No, it was already too late.
(oh fordsy, enough about that. admit it: cracked skull or not, he was beyond saving the moment you pushed him into the portal.
he didn't know it
but you did)
The moment every power source to the portal is destroyed and he is sure that it will never be activated again, Ford sits down and cries. He cries for a very long time.
???
Awareness returned to him slowly.
He was surrounded by softness and warmth. The room he was in was dimly lighted, enough that he could see hazily, but not so much that it became piercing. There was something wrapped tightly around his head.
He hurt. He hurt in a lot of places, actually. Maybe everywhere, but he wasn't sure what 'everywhere' meant.
There was a loud gasp from somewhere to his left. "Mister, you're awake!"
He blinked slowly, blearily, and turned his head as much as he could.
It was a kid - short and chubby, mouth wide open with such intense excitement and joy that he felt slightly uncomfortable. He held a toy car in one hand and a screwdriver in the other, as if interrupted in the middle of his work. A green cone hat balanced precariously on top of his round head.
"Abuelita said you might never wake up, but you did!" The kid's eyes were practically sparkling. "I mean, you did look pretty bad when I found you at first, Mister. And no one would tell me how long you were out there in the snow. Even the reindeer just stared at me!"
He stared at him blankly. Something in his brain had automatically spouted 'grandmother in Spanish' or 'cold white stuff on the ground sometimes.' But none of those words made any real sense to him, not put together like that.
The kid blinked, and scratched his hair in embarrassment. "Heh, oops. Sorry, Mister. Abuelita always scolds me for this, but I keep on forgetting anyways. My name's Soos. What's yours, Mister?"
He thought as hard as he could. There was nothing there. There was nothing anywhere.
"I, uh," he said slowly under Soos' expectant gaze. His voice was hoarse, as if he had been using it a lot recently. "I... don't know."
Soos opened his mouth in an 'o' of surprise. "I'll help you figure out your name, Mister!" He furrowed his eyebrows in thought. "Oh! You had this weird-looking book with you when you showed up. No one knew what it was, so Abuelita let me keep it. Maybe you wrote your name in here when you remembered it!"
"Um," he said weakly. He didn't remember a book. But then again, he didn't remember much of anything. "Sure, uh. Kid."
Soos jolted in surprise and opened his mouth as if he was going to say something, but thought better of it. Not that it was really necessary. The bright smile spreading across his face spoke volumes.
The kid cracked open something just out of view, and he distantly heard the sound of flipping pages.
"Huh, this is some fancy handwriting. But it says…" Soos squinted. "It says this book belongs to 'Stanford Pines.' Are you 'Stanford Pines,' Mister?"

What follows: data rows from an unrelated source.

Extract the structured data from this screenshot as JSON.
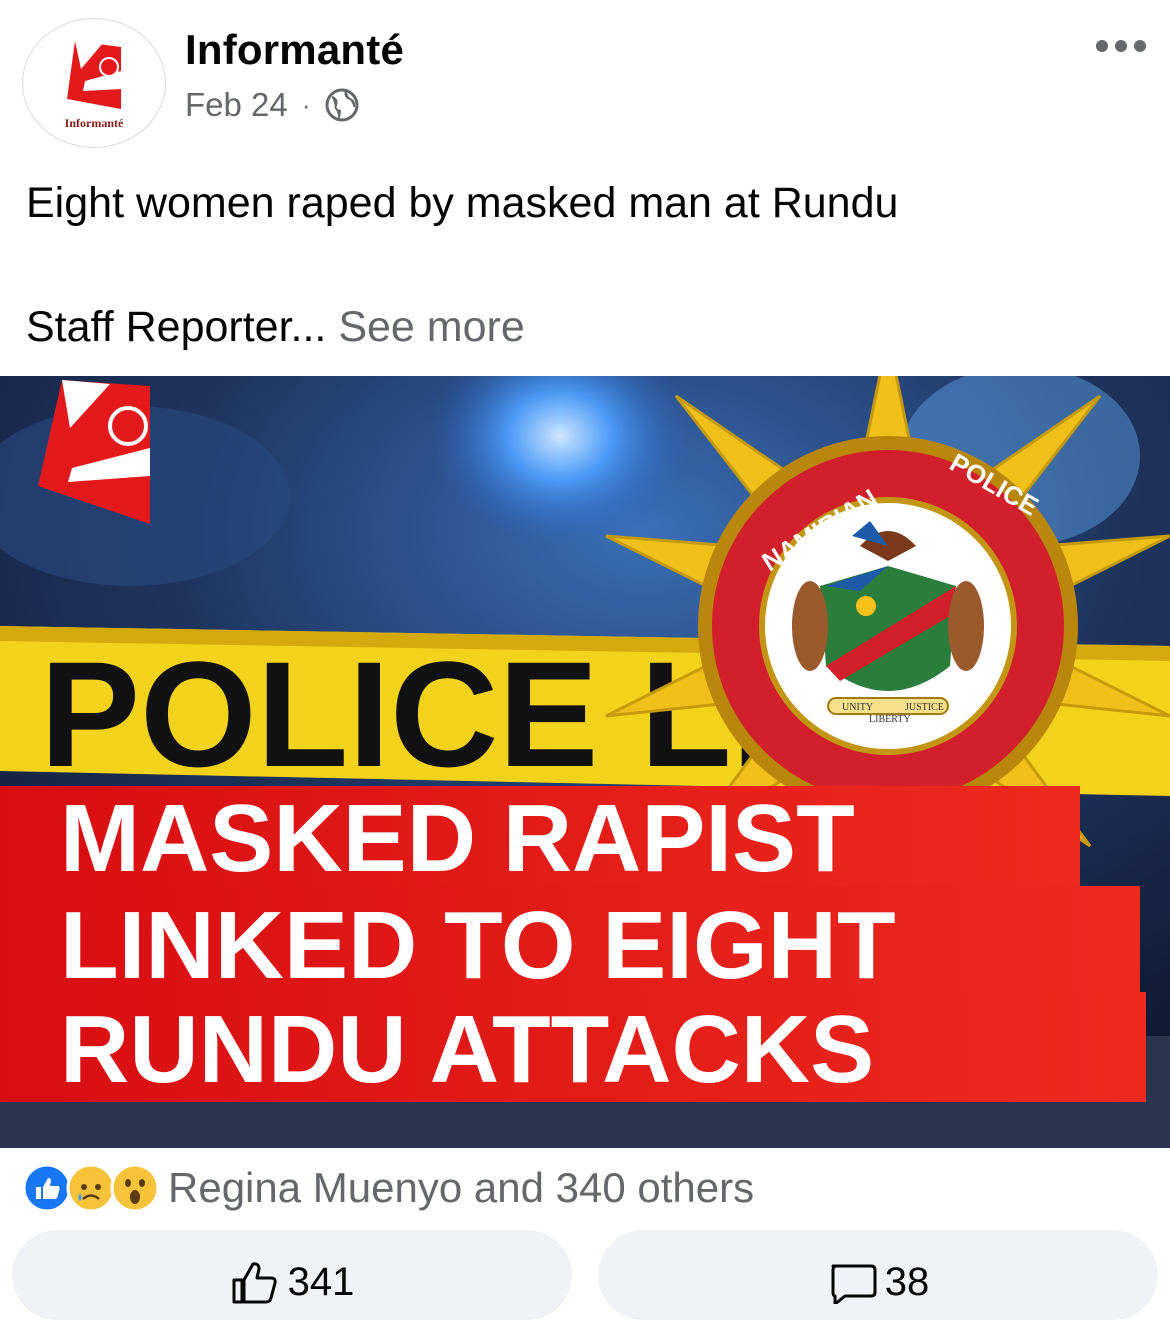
{
  "post": {
    "page_name": "Informanté",
    "avatar_text": "Informanté",
    "date": "Feb 24",
    "privacy_icon": "globe-icon",
    "more_icon": "more-options-icon",
    "text_line1": "Eight women raped by masked man at Rundu",
    "text_line2": "Staff Reporter...",
    "see_more": "See more"
  },
  "image": {
    "tape_text": "POLICE LINE",
    "seal_top_left": "NAMIBIAN",
    "seal_top_right": "POLICE",
    "motto_left": "UNITY",
    "motto_center": "LIBERTY",
    "motto_right": "JUSTICE",
    "headline_line1": "MASKED RAPIST",
    "headline_line2": "LINKED TO EIGHT",
    "headline_line3": "RUNDU ATTACKS"
  },
  "reactions": {
    "icons": [
      "like-reaction-icon",
      "sad-reaction-icon",
      "wow-reaction-icon"
    ],
    "summary": "Regina Muenyo and 340 others"
  },
  "actions": {
    "like_count": "341",
    "comment_count": "38"
  },
  "colors": {
    "brand_red": "#e3191c",
    "gold": "#f2c318",
    "facebook_blue": "#1877f2",
    "secondary_text": "#65676b"
  }
}
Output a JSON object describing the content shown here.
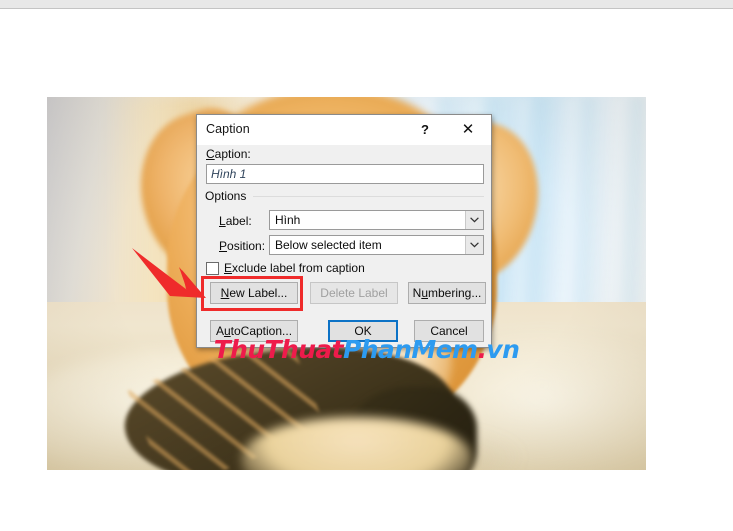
{
  "photo": {
    "description": "plush shiba dog toy on cream bedding with bright window behind"
  },
  "dialog": {
    "title": "Caption",
    "help_icon": "?",
    "close_icon": "✕",
    "caption_field": {
      "label": "Caption:",
      "label_accel": "C",
      "label_rest": "aption:",
      "value": "Hình 1"
    },
    "options": {
      "group_label": "Options",
      "label_field": {
        "label_accel": "L",
        "label_rest": "abel:",
        "value": "Hình",
        "arrow_icon": "chevron-down-icon"
      },
      "position_field": {
        "label_accel": "P",
        "label_rest": "osition:",
        "value": "Below selected item",
        "arrow_icon": "chevron-down-icon"
      },
      "exclude_checkbox": {
        "label_accel": "E",
        "label_rest": "xclude label from caption",
        "checked": false
      }
    },
    "buttons": {
      "new_label": {
        "accel": "N",
        "rest": "ew Label..."
      },
      "delete_label": {
        "label": "Delete Label",
        "disabled": true
      },
      "numbering": {
        "pre": "N",
        "accel": "u",
        "rest": "mbering..."
      },
      "autocaption": {
        "pre": "A",
        "accel": "u",
        "rest": "toCaption..."
      },
      "ok": {
        "label": "OK",
        "is_default": true
      },
      "cancel": {
        "label": "Cancel"
      }
    }
  },
  "annotation": {
    "arrow_color": "#ef2b2b",
    "highlight_color": "#ef2b2b",
    "points_at": "new-label-button"
  },
  "watermark": {
    "part1": "ThuThuat",
    "part2": "PhanMem",
    "part3": ".",
    "part4": "vn",
    "color_red": "#ee1b4b",
    "color_blue": "#2d9bf0"
  }
}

"Stanford…" It sounded familiar, which was more than he could say for anything else he had heard in the past five minutes. "I - I could be. I don't know. Maybe."
"Mr. Stanford?"
He choked. Maybe not. "Uh. Just Stan is fine."
Soos nodded sagely. "Got it, Mr. Stan!"
There was a brief silence. Something about the situation felt uncomfortably familiar, in a way that he did not like at all.
"W-What happens now?" The newly dubbed 'Stan' asked quietly. The next words came easily, as if he had had the same conversation many times before. "I - I don't have anything I can pay with. And I don't - have anywhere to go."
Soos beamed. "I don't know what 'pay' means, Mr. Stan, but you can come stay with me and my Abuelita! We got a whole cottage on the outskirts of town, near the big toy factory. Abuelita won't mind - she always says it feels too empty sometimes, after..." He trailed off awkwardly.
...Huh. He blinked. There was something strange and nagging about the statement, but he didn't remember enough to know exactly what was off.
For the first time, he looked hard at Soos - and specifically, what the kid was wearing.
Whole lot of green, whole lot of yellow. And those shoes... were they supposed to be curved up like that?
Even without a real idea of what normal fashion was... Stan couldn't help but think that this wasn't it.
"Uh, kid," he said slowly, "where exactly is here?"